Michael Frank played a noise improvisation and two of his older compositions: a Gong influenced psychedelic piece, and a wonderful rather intricate piece full of odd meters that although it has no Guitar Craft roots, it would fit in there quite well.

Craig, who came with his amazing new hi-tech Teuffel guitar, played two jazzy, very virtuoso, almost romantic compositions, and one of his trademark noise explorations. I was amazed at his sound, his precise technique, and his style in general. Very inspiring.

My set was not planned out, I was underprepared as usual but also willing to go for the risk. Actually I had vague plans for the beginning of the set that involved walking around in the room, theatrically whirling around my trusty old Höfner Shorty guitar – it has an integrated speaker that screams with string feedback in an amazing way when cranked up, and whirling it around creates a nice man-made leslie effect. Well this part worked as imagined but when I plugged it into my setup, there was nothing. No sound. I did some small talk and actually rebooted my Vista notebook, hoping the sound would reappear – but it didn’t! The audience was very relaxed and humorous, they even seemed to like that something went wrong, and their support made me relax too. Eventually I discovered that I simply had forgotten to pull up my main fader in my new Bidule setup. Argh !!! (sigh)


 
Anyway, sound was back, and I dropped my vague plans about continuing my explorations of radical noise. Instead I strongly felt like creating harmony, and so I started by setting up a simple but cinematic soundscape, and only later on went through more experiments, noise, samples, and cut-up rhythms.
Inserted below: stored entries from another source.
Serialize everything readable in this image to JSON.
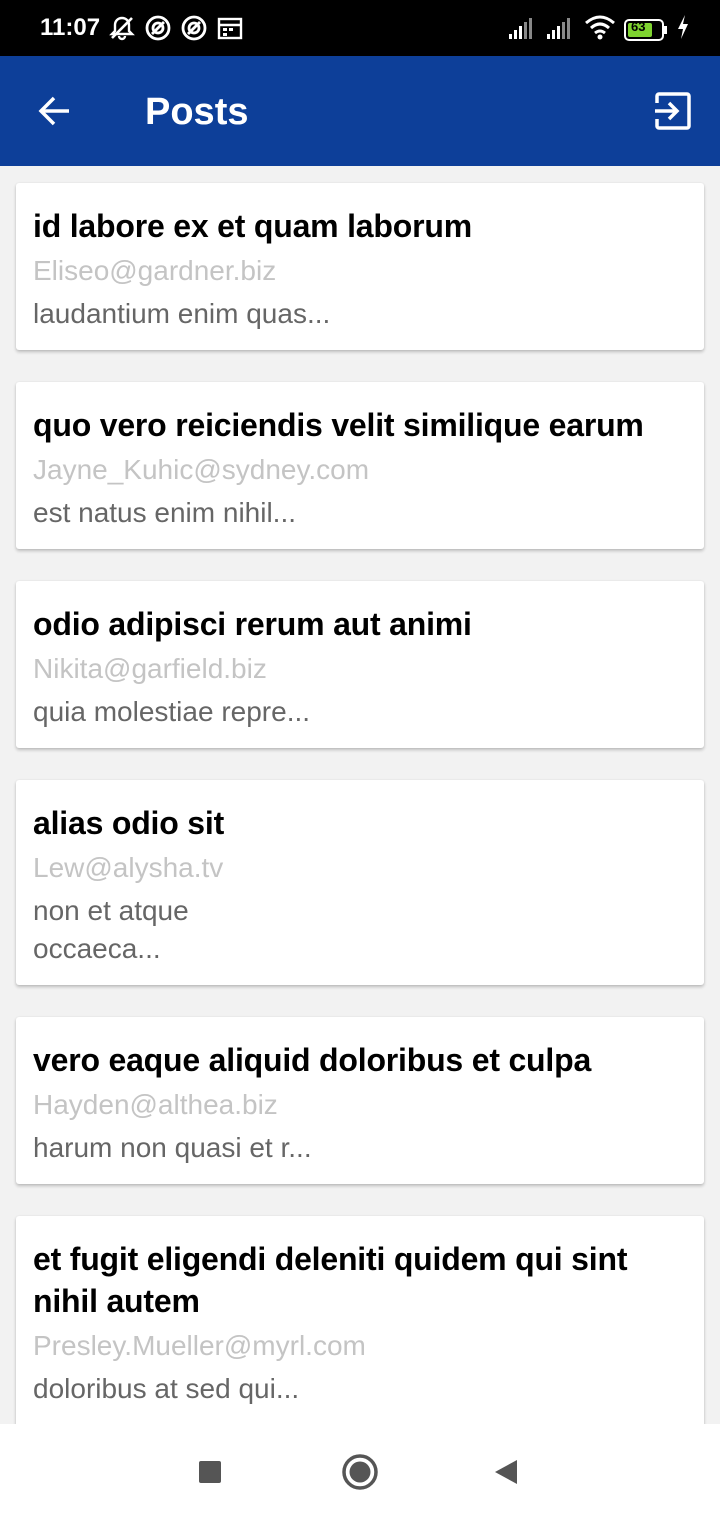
{
  "status_bar": {
    "time": "11:07",
    "battery_level": "63",
    "icons": [
      "mute-icon",
      "app-notification-icon",
      "app-notification-icon",
      "calendar-icon",
      "signal-icon",
      "signal-icon",
      "wifi-icon",
      "battery-icon",
      "charging-icon"
    ]
  },
  "app_bar": {
    "title": "Posts",
    "back_icon": "arrow-left-icon",
    "logout_icon": "logout-icon",
    "color": "#0d3f99"
  },
  "posts": [
    {
      "title": "id labore ex et quam laborum",
      "email": "Eliseo@gardner.biz",
      "body": "laudantium enim quas..."
    },
    {
      "title": "quo vero reiciendis velit similique earum",
      "email": "Jayne_Kuhic@sydney.com",
      "body": "est natus enim nihil..."
    },
    {
      "title": "odio adipisci rerum aut animi",
      "email": "Nikita@garfield.biz",
      "body": "quia molestiae repre..."
    },
    {
      "title": "alias odio sit",
      "email": "Lew@alysha.tv",
      "body": "non et atque\noccaeca..."
    },
    {
      "title": "vero eaque aliquid doloribus et culpa",
      "email": "Hayden@althea.biz",
      "body": "harum non quasi et r..."
    },
    {
      "title": "et fugit eligendi deleniti quidem qui sint nihil autem",
      "email": "Presley.Mueller@myrl.com",
      "body": "doloribus at sed qui..."
    }
  ],
  "nav_bar": {
    "icons": [
      "recents-icon",
      "home-icon",
      "back-icon"
    ]
  }
}
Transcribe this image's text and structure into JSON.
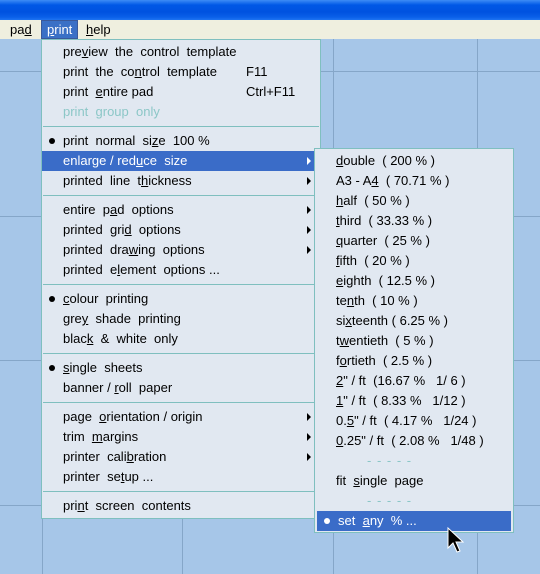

Here is my 21 minute solo improvisation:


For those who don’t know but wonder – yes, all sounds were played live on the guitar. It can control samplers via midi, so I can play the guitar but you will hear strings, voices, or strange noises. There is even a part where I play a sample of a bee swarm which I had recorded myself last summer.
For those who know this but still wonder: The Fernandez guitar is equipped with a GK-2A and a sustainer. I played through a GT-5, a DL-4, a BitRMan and a Korg Slicer into the Bidule script on the notebook. Faders and switches in Bidule were controlled using a NanoKontrol. Bidule contained a number of VST instrument plugins (the awesome GForce MTron mellotron, a Kontakt sampler, a Humbox voice player), and VST effects such as the KT granular synthesis, the Quikquak Fusion Field reverb, and the beta version of the LoopV plugin for loops and cut-up stuff. Huge thanks to Matthias Grob and Andy Butler for the LoopV – I only used some of its many features but I can say it was stable and I had big fun using it.


 
Nobody left during the intermission – a good sign I think! The second half consisted of two extended collective improvisations that went very well. A wonderful evening, thanks to the support by the muse, an interested audience, some friends who helped in a generous way, and the folks from LOFT.